Permanent tokens should remain relevant to your AI character. Include traits and information that define the character, providing tokens that the LLM can use to make the AI feel unique and more human-like.

Adding useless permanent tokens to your character won’t improve it. Permanent tokens that aren’t relevant to the roleplay might cause the LLM to overlook important details of your character.

Also Read: Understanding Lorebooks In AI Roleplay

For example, your cute and clumsy barista character can have permanent tokens that describe their work uniform if you plan to return to the coffee shop often. But if your roleplay shifts away from the coffee shop, you can include the uniform description in the initial message instead.

Alternatively, if your platform supports the lorebooks feature, you can add details about your character’s work uniform and the coffee shop as a lorebook entry.

What Else Adds Tokens?

Your AI character details and chat messages aren’t the only things generating tokens for the LLM to process. Advanced prompts, your persona description and details, and other instructions added by the platform you’re using also contribute tokens for the LLM to process.

Ideal Context Size (Context Window)

The ideal context window is between 8,192 and 16,384 tokens. If you’re using an online platform, it sets the maximum context size you can utilize. When running an LLM locally, your hardware and the model’s capabilities determine how large your context size can be.

A larger context size doesn’t always improve the roleplay experience. As the context window expands, the LLM has more tokens to consider when generating responses. If there’s too much information, the LLM has to decide what to skip and what to reference, which can slow down response times and cause responses to become incoherent.

How To Continue A Roleplay With Full Context

A full context window doesn’t end your roleplay. As older messages drop out of the context, newer ones stay available to the LLM, and it keeps generating responses relevant to the roleplay.

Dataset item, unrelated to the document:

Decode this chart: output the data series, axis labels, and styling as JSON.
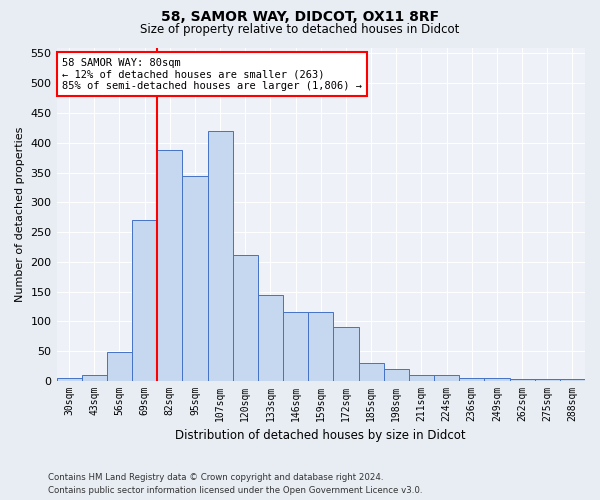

You can use features like Summarize (in SillyTavern) or Chat Memory (on JanitorAI) to generate a summary of all previous chat messages. The summary will be available to your LLM as permanent tokens until a new one is generated.

In addition to creating a summary, you can manually add information and adjust what the AI should remember during extended roleplay sessions. If your platform has a Summarize or Chat Memory feature, make good use of it so your AI character doesn’t forget important details, even after 250 messages.

Input and Output Tokens While Using API/Proxy

The total number of tokens you input and generate matters if you use an API or proxy service to access powerful LLM models for your AI roleplay. These services charge based on your token usage, so using a high context size can become expensive.

If your API or proxy service provider has an input tokens cache feature, use it. DeepSeek’s official API includes this feature, which you can read about here, and it significantly lowers the cost of processing input tokens.